Innovative Q & A start to engrossing trio concert
Trio Kurtag, three young women, played four string trios, all written by men in their 20s, at the Riverhead Studio, Louth, on Tuesday (June 13). But before the music started the audience were given a five-minute innovative and helpful Question and Answer session with the musicians: Juliette Roos (violin), Yume Fujise (viola) and Eliza Millett (cello).
Beethoven’s grand but not haughty Opus 9 No. 3 from 1797/8 was performed by three very safe pairs of hands with much nuance over its twenty-four minutes in the composer’s favourite ‘dark’ key of C minor. Dark perhaps, but certainly not black. In fact, Beethoven manages a wry smile in the finale and even a joke as a coda.
Alongside this stalwart of the repertoire were three lesser-known works from the first half of the twentieth century: namely (in order of performance) by Gideon Klein (1944), Ernst von Dohnanyi (1902) and Jean Françaix (1933). Indeed, the trio brought out every inflection, folk dance idiom and translucent melody and harmony in these three pieces.

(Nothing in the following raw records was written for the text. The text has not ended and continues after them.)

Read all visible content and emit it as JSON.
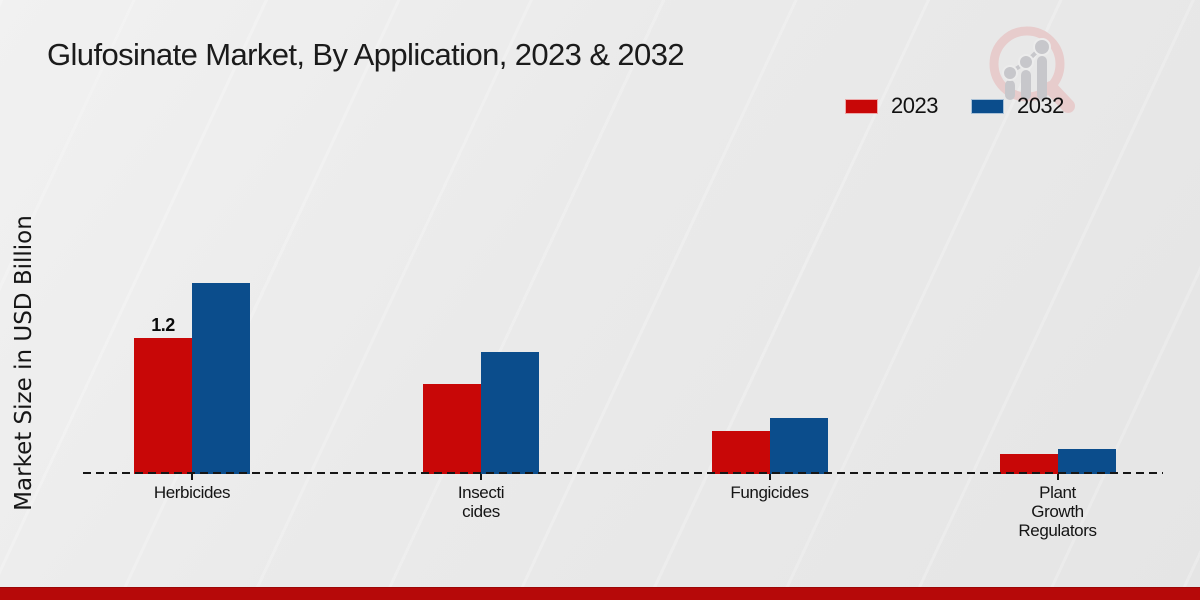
{
  "title": "Glufosinate Market, By Application, 2023 & 2032",
  "y_axis_label": "Market Size in USD Billion",
  "legend": {
    "items": [
      {
        "label": "2023",
        "color": "#c80707"
      },
      {
        "label": "2032",
        "color": "#0b4d8c"
      }
    ]
  },
  "brand": {
    "logo_icon": "growth-chart-magnifier",
    "logo_ring_color": "#e7cccc",
    "logo_bar_color": "#c7c7cb",
    "footer_bar_color": "#b60909"
  },
  "chart_data": {
    "type": "bar",
    "title": "Glufosinate Market, By Application, 2023 & 2032",
    "xlabel": "",
    "ylabel": "Market Size in USD Billion",
    "categories": [
      "Herbicides",
      "Insecticides",
      "Fungicides",
      "Plant Growth Regulators"
    ],
    "category_label_lines": [
      [
        "Herbicides"
      ],
      [
        "Insecti",
        "cides"
      ],
      [
        "Fungicides"
      ],
      [
        "Plant",
        "Growth",
        "Regulators"
      ]
    ],
    "series": [
      {
        "name": "2023",
        "color": "#c80707",
        "values": [
          1.2,
          0.79,
          0.38,
          0.18
        ],
        "value_labels": [
          "1.2",
          "",
          "",
          ""
        ]
      },
      {
        "name": "2032",
        "color": "#0b4d8c",
        "values": [
          1.69,
          1.08,
          0.49,
          0.22
        ],
        "value_labels": [
          "",
          "",
          "",
          ""
        ]
      }
    ],
    "ylim": [
      0,
      1.8
    ],
    "grid": false,
    "y_ticks_visible": false,
    "legend_position": "top-right",
    "baseline_style": "dashed",
    "units": "USD Billion"
  }
}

A special highlight of the concert, organised by the Louth and District Concert Society, was the trio by Gideon Klein, a composer not yet listed in the Hutchinson/BBC Music Magazine Encyclopedia but well worth exploring. His life was cut short in a Nazi concentration camp in 1945 having just turned twenty-six. Entering into his scintillating soundscapes somewhat in the shadow of Bartok, we realise instantly what brilliance he demonstrated in his composition and glimpses of what more might have been said. Perhaps the only disappointment of the evening was that we were denied an encore, no doubt due to time constraints with the Trio’s direct return to London that evening. Well done LDCS: a very enjoyable, memorable concert.